I’m reading this both because it’s relevant to my research and in anticipation of speaking with Clement Pit-Claudel, the first author. I’ve been thinking more and more about simulators recently; about how it seems like hardware cost evaluation is a major bottleneck in hardware development. I’m interested in this paper as potentially a new take on simulator infrastructure. Also, I’m interested to see whether they support my hunch that cost modeling is a bottleneck.

Right off the bat: we’re dealing with rule-based HDLs (e.g. Bluespec). I wonder how applicable any of this would be to Verilog.

“This paper demonstrates the benefits of completely separating the simulation and synthesis pipelines.”

Readable, compatible with software-debugging tools, and fast.

Fast means 2x to 3x; is that really fast? Even 2x to 3x faster than traditional tools is pretty slow, right?

Nice setup of Verilog vs. HLS, with rule-based languages offering a middle ground: predictable performance with reusable, composable semantics. But Bluespec is painful to debug, because it doesn’t have a good simulator. So that’s what they do here.

They point out the interesting fact that hardware optimizations (e.g. unrolling, instantiating hardware parallelism) often directly hurt simulation.

They’re specifically building a C++ backend for Koika, their Bluespec-like language.

Some of their wins seem to just come from compiling to C++, which has good compilers.

Some of their wins are from optimizations applied (over Koika? over the C++?)

Here’s a question: what from this paper can be exported to the pure-Verilog world? Does something like Verilator, which I think is a competitor in the realm of “fast simulators” use similar techniques to compile Verilog specifically for simulation? Does VCS? Or do they literally just implement the Verilog as written, which would presumably have the problems that they note in this paper?

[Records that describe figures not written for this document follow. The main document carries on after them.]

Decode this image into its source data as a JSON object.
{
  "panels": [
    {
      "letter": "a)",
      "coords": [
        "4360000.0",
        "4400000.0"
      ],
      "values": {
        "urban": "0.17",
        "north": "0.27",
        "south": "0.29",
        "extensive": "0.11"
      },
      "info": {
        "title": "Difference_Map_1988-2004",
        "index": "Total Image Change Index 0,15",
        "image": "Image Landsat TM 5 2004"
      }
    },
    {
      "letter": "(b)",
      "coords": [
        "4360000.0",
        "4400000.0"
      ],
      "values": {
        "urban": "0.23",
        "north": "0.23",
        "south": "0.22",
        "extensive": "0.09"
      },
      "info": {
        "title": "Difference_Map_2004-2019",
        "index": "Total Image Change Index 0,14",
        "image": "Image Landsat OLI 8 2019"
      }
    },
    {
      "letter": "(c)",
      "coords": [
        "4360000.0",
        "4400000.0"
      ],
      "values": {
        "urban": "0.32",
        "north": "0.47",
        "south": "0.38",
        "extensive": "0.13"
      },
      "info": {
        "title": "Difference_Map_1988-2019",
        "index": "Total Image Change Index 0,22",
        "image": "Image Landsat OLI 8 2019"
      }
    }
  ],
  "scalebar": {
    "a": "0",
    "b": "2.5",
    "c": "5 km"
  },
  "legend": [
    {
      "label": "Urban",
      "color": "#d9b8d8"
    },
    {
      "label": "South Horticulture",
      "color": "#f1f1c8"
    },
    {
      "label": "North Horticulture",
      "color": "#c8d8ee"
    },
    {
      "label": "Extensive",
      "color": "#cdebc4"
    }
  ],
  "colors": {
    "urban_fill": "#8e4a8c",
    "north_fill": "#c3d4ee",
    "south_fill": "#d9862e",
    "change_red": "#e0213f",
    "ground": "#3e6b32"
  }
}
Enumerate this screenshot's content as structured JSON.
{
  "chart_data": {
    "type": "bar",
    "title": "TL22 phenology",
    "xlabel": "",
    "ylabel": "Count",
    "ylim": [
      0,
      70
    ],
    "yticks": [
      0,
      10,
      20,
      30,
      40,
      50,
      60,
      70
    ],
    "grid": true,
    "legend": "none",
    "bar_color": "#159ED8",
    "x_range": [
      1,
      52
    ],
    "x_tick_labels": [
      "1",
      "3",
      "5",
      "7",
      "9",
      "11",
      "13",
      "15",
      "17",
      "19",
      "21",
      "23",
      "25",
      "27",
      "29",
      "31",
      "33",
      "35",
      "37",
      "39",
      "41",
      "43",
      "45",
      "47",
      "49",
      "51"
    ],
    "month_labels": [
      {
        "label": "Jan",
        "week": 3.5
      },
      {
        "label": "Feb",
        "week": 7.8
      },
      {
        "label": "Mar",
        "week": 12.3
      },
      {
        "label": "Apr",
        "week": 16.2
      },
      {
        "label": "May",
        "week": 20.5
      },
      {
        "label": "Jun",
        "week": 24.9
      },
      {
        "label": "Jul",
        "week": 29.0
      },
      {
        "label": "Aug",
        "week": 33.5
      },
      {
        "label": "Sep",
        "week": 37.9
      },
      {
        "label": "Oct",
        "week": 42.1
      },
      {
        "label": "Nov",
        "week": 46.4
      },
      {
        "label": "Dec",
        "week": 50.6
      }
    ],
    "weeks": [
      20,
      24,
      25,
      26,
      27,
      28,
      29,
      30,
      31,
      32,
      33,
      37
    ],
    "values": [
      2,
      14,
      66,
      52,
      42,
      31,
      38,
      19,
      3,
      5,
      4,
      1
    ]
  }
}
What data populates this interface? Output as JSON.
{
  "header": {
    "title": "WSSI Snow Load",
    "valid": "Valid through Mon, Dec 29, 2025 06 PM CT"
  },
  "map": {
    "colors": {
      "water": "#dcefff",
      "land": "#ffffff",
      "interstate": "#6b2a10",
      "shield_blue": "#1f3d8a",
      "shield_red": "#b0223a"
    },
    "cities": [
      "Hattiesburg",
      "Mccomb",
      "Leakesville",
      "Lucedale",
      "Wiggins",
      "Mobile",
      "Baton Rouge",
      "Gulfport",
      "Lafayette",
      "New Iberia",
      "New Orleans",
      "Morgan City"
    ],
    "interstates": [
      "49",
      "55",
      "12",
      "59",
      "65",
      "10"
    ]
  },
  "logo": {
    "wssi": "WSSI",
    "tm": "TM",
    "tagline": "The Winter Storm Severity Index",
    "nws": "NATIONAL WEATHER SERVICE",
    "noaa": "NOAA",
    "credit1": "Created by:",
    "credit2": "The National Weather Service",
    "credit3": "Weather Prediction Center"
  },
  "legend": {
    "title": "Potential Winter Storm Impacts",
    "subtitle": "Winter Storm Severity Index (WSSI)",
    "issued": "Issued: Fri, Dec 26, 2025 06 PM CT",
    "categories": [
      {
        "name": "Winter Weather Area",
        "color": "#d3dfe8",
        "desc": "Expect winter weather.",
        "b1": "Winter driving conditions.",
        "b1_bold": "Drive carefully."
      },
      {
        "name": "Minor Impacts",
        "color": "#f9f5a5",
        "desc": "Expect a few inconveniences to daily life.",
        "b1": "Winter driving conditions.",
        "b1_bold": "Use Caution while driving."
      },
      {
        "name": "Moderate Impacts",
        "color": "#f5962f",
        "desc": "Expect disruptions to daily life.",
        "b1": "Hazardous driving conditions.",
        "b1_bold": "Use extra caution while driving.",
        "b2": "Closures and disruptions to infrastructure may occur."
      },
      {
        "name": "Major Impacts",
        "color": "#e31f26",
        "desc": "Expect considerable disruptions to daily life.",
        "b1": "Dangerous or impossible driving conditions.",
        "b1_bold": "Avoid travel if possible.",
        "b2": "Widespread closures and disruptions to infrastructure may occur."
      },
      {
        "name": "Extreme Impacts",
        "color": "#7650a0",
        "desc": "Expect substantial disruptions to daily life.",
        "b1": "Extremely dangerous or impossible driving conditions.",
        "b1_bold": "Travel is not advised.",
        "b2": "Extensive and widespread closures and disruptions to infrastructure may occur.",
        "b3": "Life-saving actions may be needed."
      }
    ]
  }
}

They note that at small granularity of parallelism, using threads will hurt more than it will help due to overhead. Are they implying that most of the circuit-level parallelism is so granular?

A key point: Koika’s semantics tell you when you can stop executing; we just need to faithfully implement those semantics.

Perhaps answering a previous question, they say:

Our key contribution is showing how to design a compiler that takes advantage of Kôika’s “early-exit” semantics and generates C++ models that are perfectly suited to a CPU’s mostly sequential execution paradigm.

It seems this is very specific to Koika, then; anything else that takes advantage of what’s in this paper would need similar “early-exit” semantics.

By the end I was skimming, but they essentially state a naive simulator, then improve that simulator, and then use design-specific abstract interpretation to do further optimizations.